If you're a writer (and I know a few drop by here from time to time) you're meant to be able to imagine these things. Go on, close your eyes ... picture yourself waking in the morning, maybe a bit of fur round you and the fire cracking at the door of the cave ... and ... no, there's no tea. Only water, and you have to trek to the river to fetch that. Bet you're snuggling back under those furs, hoping whoever is rolled in furs beside you will wake up and do the water-fetching ... maybe put the kettle on ...
We all know people need clean water, so I'm not going to witter on about that.
And I've travelled to places where it's impossible to find tea, or else it comes in unlikely shapes and flavours (I had a 'tea latte' in Bangkok, which was much tastier than it sounds). But, even when staying in the most remote corners of Nepal, a tiger on my heels, I knew that there was tea in the world - that, in time, I could settle down to a steaming mug of builders' and all troubles would fall away. Knowing the existence of tea makes tea-free days possible.

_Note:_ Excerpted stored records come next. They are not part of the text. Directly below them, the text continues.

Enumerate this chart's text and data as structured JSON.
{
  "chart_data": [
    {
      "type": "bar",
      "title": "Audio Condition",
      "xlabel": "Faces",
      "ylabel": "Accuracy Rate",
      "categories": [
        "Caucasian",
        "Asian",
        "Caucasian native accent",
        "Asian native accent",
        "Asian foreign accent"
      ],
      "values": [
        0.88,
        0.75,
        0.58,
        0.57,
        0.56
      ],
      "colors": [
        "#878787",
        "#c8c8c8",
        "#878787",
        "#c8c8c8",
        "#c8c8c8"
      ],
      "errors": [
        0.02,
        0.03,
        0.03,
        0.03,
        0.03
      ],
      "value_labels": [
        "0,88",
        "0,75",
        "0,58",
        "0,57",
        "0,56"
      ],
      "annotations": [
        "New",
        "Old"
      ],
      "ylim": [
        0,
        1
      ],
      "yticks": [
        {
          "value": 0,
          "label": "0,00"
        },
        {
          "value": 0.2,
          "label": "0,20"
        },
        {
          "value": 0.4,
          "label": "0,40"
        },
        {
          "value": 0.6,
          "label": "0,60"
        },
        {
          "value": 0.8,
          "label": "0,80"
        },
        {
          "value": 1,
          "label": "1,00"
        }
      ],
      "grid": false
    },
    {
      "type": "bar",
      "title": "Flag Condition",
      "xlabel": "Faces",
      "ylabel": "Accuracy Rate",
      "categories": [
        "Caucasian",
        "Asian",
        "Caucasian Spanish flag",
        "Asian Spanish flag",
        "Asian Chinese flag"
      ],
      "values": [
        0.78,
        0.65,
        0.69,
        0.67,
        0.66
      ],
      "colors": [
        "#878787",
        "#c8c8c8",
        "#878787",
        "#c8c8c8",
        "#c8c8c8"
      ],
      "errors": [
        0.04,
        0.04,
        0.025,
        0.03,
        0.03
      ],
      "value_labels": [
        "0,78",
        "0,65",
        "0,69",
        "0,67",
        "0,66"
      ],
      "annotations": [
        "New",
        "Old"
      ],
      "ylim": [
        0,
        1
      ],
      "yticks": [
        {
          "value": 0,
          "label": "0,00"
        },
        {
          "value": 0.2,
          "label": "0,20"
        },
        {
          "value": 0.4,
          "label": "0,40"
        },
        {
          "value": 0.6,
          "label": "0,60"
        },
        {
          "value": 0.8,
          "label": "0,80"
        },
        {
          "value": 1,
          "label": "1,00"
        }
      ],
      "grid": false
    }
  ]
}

(For visitors from outside the UK - 'builders' is very strong tea, reputedly loved by construction workers.)
At home, in the comfort of my own bedroom, I have a little kettle (the kitchen is two floors down - too far on a cold morning), and make tea before I'm really awake. I read and drink and let my body adjust to morning. I have, twice, had to have a 'fasting blood test' (no food or drink for hours and hours), and had to crawl to the surgery without even a sip. The whole day was wrong.
It's such a small thing. An everyday thing. I joke about it - but take it completely for granted. I'll be honest, I can't imagine life before tea.
Is there anything in your life that is so much part of who you are that you fear you might fall off the planet without it?